Using Slab to share critical information about what Cocoon does has also helped Kristen scale herself. With a lasting, accessible record of work and processes, knowledge is more scalable and Kristen spends less time answering the same questions repeatedly. When she gets a question she’s received before, she simply shares a link to Slab instead of repeating herself. ”Slab allows me to give people far more context than I could offer them in a quick conversation or Slack response, which better equips them to do their jobs and saves me time bringing them up to speed,” she says. And, over time, answering questions by linking to Slab documents has helped Cocoon create a self-serve culture.
The single source of truth that Slab provides helps Cocoon connect tools, save time answering questions, and get people up to speed by organizing many different types of knowledge. And this variety of knowledge helps employees learn their way, at their own pace. When folks document information in Slab, they include transcripts or write-ups, links to videos, and presentation notes, giving anyone looking at the Slab page the option of reading or watching a video—whichever will help them absorb the information best.
Through their writing culture, Cocoon has learned a key lesson: knowledge isn’t static. As a growing, evolving business, documenting information once is never enough—it’s always changing, just like the business. For that, Cocoon relies on constantly updating information in Slab. If Kristen directs someone to a Slab document for an answer and they still have follow-up questions, she knows something is missing or the page is outdated. “I then update the document to close the knowledge gap and make sure it’s the most accurate source of information,” she says. Slab has also contributed to Cocoon’s writing culture by making it simple to create documents and easy to access them.
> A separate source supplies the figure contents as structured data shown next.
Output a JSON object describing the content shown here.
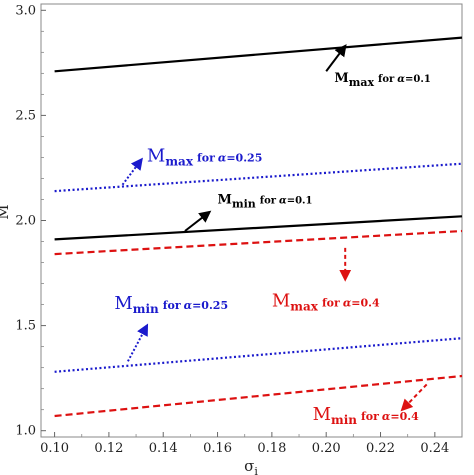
{
  "chart_data": {
    "type": "line",
    "xlabel": "σ",
    "xlabel_sub": "i",
    "ylabel": "M",
    "xlim": [
      0.095,
      0.25
    ],
    "ylim": [
      0.97,
      3.03
    ],
    "x_ticks": [
      0.1,
      0.12,
      0.14,
      0.16,
      0.18,
      0.2,
      0.22,
      0.24
    ],
    "x_tick_labels": [
      "0.10",
      "0.12",
      "0.14",
      "0.16",
      "0.18",
      "0.20",
      "0.22",
      "0.24"
    ],
    "y_ticks": [
      1.0,
      1.5,
      2.0,
      2.5,
      3.0
    ],
    "y_tick_labels": [
      "1.0",
      "1.5",
      "2.0",
      "2.5",
      "3.0"
    ],
    "grid": false,
    "series": [
      {
        "id": "mmax-01",
        "x": [
          0.1,
          0.25
        ],
        "y": [
          2.71,
          2.87
        ],
        "color": "#000000",
        "style": "solid"
      },
      {
        "id": "mmax-025",
        "x": [
          0.1,
          0.25
        ],
        "y": [
          2.14,
          2.27
        ],
        "color": "#1a1acc",
        "style": "dotted"
      },
      {
        "id": "mmin-01",
        "x": [
          0.1,
          0.25
        ],
        "y": [
          1.91,
          2.02
        ],
        "color": "#000000",
        "style": "solid"
      },
      {
        "id": "mmax-04",
        "x": [
          0.1,
          0.25
        ],
        "y": [
          1.84,
          1.95
        ],
        "color": "#dd1111",
        "style": "dashed"
      },
      {
        "id": "mmin-025",
        "x": [
          0.1,
          0.25
        ],
        "y": [
          1.28,
          1.44
        ],
        "color": "#1a1acc",
        "style": "dotted"
      },
      {
        "id": "mmin-04",
        "x": [
          0.1,
          0.25
        ],
        "y": [
          1.07,
          1.26
        ],
        "color": "#dd1111",
        "style": "dashed"
      }
    ],
    "annotations": [
      {
        "id": "ann-mmax-01",
        "main": "M",
        "sub": "max",
        "suffix": "for",
        "alpha": "α",
        "value": "=0.1",
        "color": "#000000",
        "arrow_style": "solid",
        "main_size": 13,
        "small_size": 10,
        "text_at": [
          0.203,
          2.66
        ],
        "arrow_from": [
          0.2,
          2.71
        ],
        "arrow_to": [
          0.207,
          2.83
        ]
      },
      {
        "id": "ann-mmax-025",
        "main": "M",
        "sub": "max",
        "suffix": "for",
        "alpha": "α",
        "value": "=0.25",
        "color": "#1a1acc",
        "arrow_style": "dotted",
        "main_size": 18,
        "small_size": 11,
        "text_at": [
          0.134,
          2.28
        ],
        "arrow_from": [
          0.125,
          2.17
        ],
        "arrow_to": [
          0.132,
          2.29
        ]
      },
      {
        "id": "ann-mmin-01",
        "main": "M",
        "sub": "min",
        "suffix": "for",
        "alpha": "α",
        "value": "=0.1",
        "color": "#000000",
        "arrow_style": "solid",
        "main_size": 13,
        "small_size": 10,
        "text_at": [
          0.16,
          2.08
        ],
        "arrow_from": [
          0.148,
          1.95
        ],
        "arrow_to": [
          0.157,
          2.04
        ]
      },
      {
        "id": "ann-mmax-04",
        "main": "M",
        "sub": "max",
        "suffix": "for",
        "alpha": "α",
        "value": "=0.4",
        "color": "#dd1111",
        "arrow_style": "dashed",
        "main_size": 18,
        "small_size": 11,
        "text_at": [
          0.18,
          1.59
        ],
        "arrow_from": [
          0.207,
          1.87
        ],
        "arrow_to": [
          0.207,
          1.72
        ]
      },
      {
        "id": "ann-mmin-025",
        "main": "M",
        "sub": "min",
        "suffix": "for",
        "alpha": "α",
        "value": "=0.25",
        "color": "#1a1acc",
        "arrow_style": "dotted",
        "main_size": 18,
        "small_size": 11,
        "text_at": [
          0.122,
          1.58
        ],
        "arrow_from": [
          0.127,
          1.33
        ],
        "arrow_to": [
          0.134,
          1.5
        ]
      },
      {
        "id": "ann-mmin-04",
        "main": "M",
        "sub": "min",
        "suffix": "for",
        "alpha": "α",
        "value": "=0.4",
        "color": "#dd1111",
        "arrow_style": "dashed",
        "main_size": 18,
        "small_size": 11,
        "text_at": [
          0.195,
          1.05
        ],
        "arrow_from": [
          0.237,
          1.22
        ],
        "arrow_to": [
          0.228,
          1.1
        ]
      }
    ]
  }
}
“By documenting knowledge in Slab, we empower our team members to be more autonomous. Our teams have the context they need to understand company priorities, make better decisions, and serve our customers better.”
“Slab has been critical to enabling others to get up to speed by not just giving them an answer but directing them to the place where they can find context, answers, and other information,” Kristen says. “By encouraging our writing culture, Slab helps our entire company get to answers more quickly, which empowers us to focus on our customers taking their stress-free leave even faster.”